「ニュー資本主義」へ向かう世界
DOWELL編集部: まず、夫馬さんが代表をされている株式会社ニューラルの事業について教えてください。
夫馬さん: 弊社は2013年に創業し、現在、サステナビリティ経営やESG投資に関する二つの事業を進めています。ひとつめが、主に国内の大手企業をクライアントとする投資や経営についてのコンサルティングです。そしてもうひとつが、サステナブルやESGに関する最新情報を提供する『Sustainable Japan』というニュースサイトの運営です。官公庁、業界団体、金融機関、大企業、研究者などに読まれることが多いですね。
DOWELL編集部: そのような専門性の高い事業に取組まれている夫馬さんが、今回は『ESG思考』という一般読者に向けた本を出版されました。「ESG」という言葉を聞く機会が増えましたが、「ESG思考」とはどのような思考法なのでしょうか。

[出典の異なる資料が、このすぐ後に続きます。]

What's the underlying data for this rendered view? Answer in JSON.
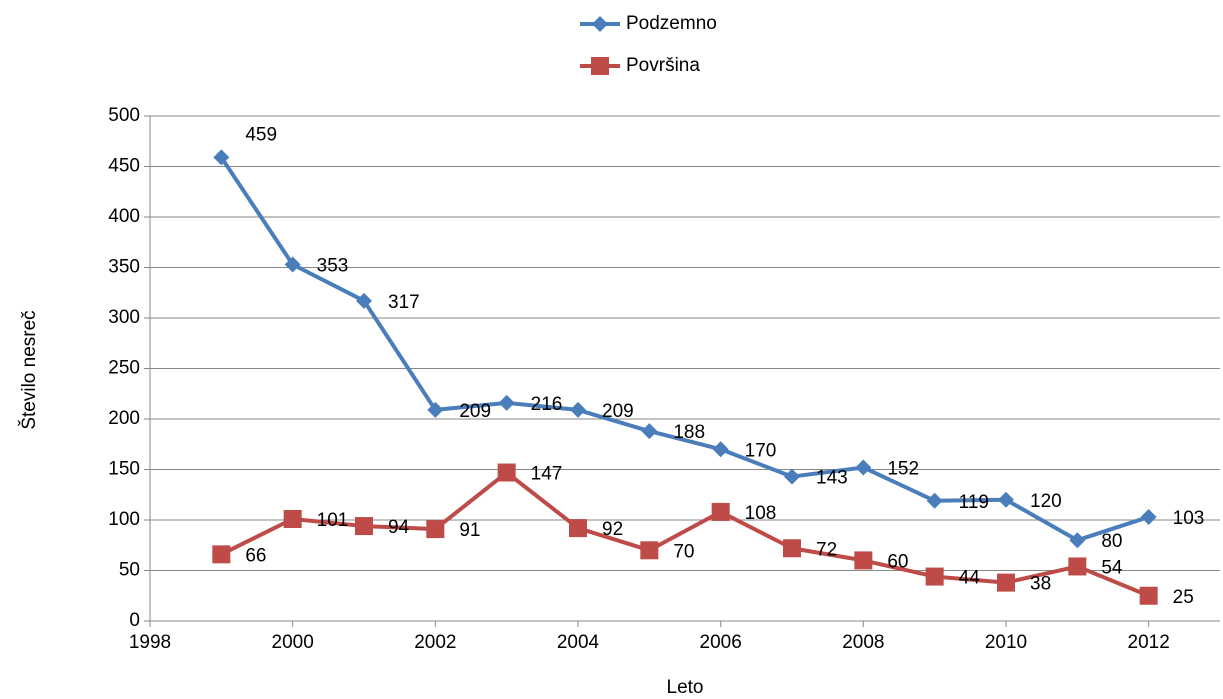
{
  "chart_data": {
    "type": "line",
    "x_label": "Leto",
    "y_label": "Število nesreč",
    "x": [
      1999,
      2000,
      2001,
      2002,
      2003,
      2004,
      2005,
      2006,
      2007,
      2008,
      2009,
      2010,
      2011,
      2012
    ],
    "series": [
      {
        "name": "Podzemno",
        "color": "#4a7ebb",
        "marker": "diamond",
        "values": [
          459,
          353,
          317,
          209,
          216,
          209,
          188,
          170,
          143,
          152,
          119,
          120,
          80,
          103
        ]
      },
      {
        "name": "Površina",
        "color": "#be4b48",
        "marker": "square",
        "values": [
          66,
          101,
          94,
          91,
          147,
          92,
          70,
          108,
          72,
          60,
          44,
          38,
          54,
          25
        ]
      }
    ],
    "xlim": [
      1998,
      2013
    ],
    "xticks": [
      1998,
      2000,
      2002,
      2004,
      2006,
      2008,
      2010,
      2012
    ],
    "ylim": [
      0,
      500
    ],
    "yticks": [
      0,
      50,
      100,
      150,
      200,
      250,
      300,
      350,
      400,
      450,
      500
    ],
    "grid": true,
    "legend": "top"
  }
}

夫馬さん: 2010年からの10年間で、世界経済は「オールド資本主義」から「ニュー資本主義」へ加速度をつけて移行していったというのが私の認識で、「ESG思考」というのは「ニュー資本主義」へ進むときに必要となる考え方です。ですから、まず「ニュー資本主義」についてお話しましょう。
「環境と経済」がどのような関係にあるのかを俯瞰的に見ようとしたとき、判断する軸は二つあります。「環境や社会を考慮することが、企業の利益を増やすと考えるか、減らすと考えるのか」という軸と、「企業が環境・社会問題を考慮することに賛成か反対か」という軸です。
そしてこの2軸によって、環境と経済に関する認識パターンが分かれるのですが、その中で「利益が増えるから環境や社会に関する問題などを考慮するべきだ」という考え方が「ニュー資本主義」、「利益が減るから環境問題などを考慮するべきではない」とする考え方を「オールド資本主義」と呼んでいます。
グローバル企業や投資家たちは、「ESG思考」によって、2010年頃から、環境や社会問題への対応は単なるコストと考える「オールド資本主義」から、環境や社会課題を考慮した取組みで利益を生み出す「ニュー資本主義」へと加速度的に移行していきました。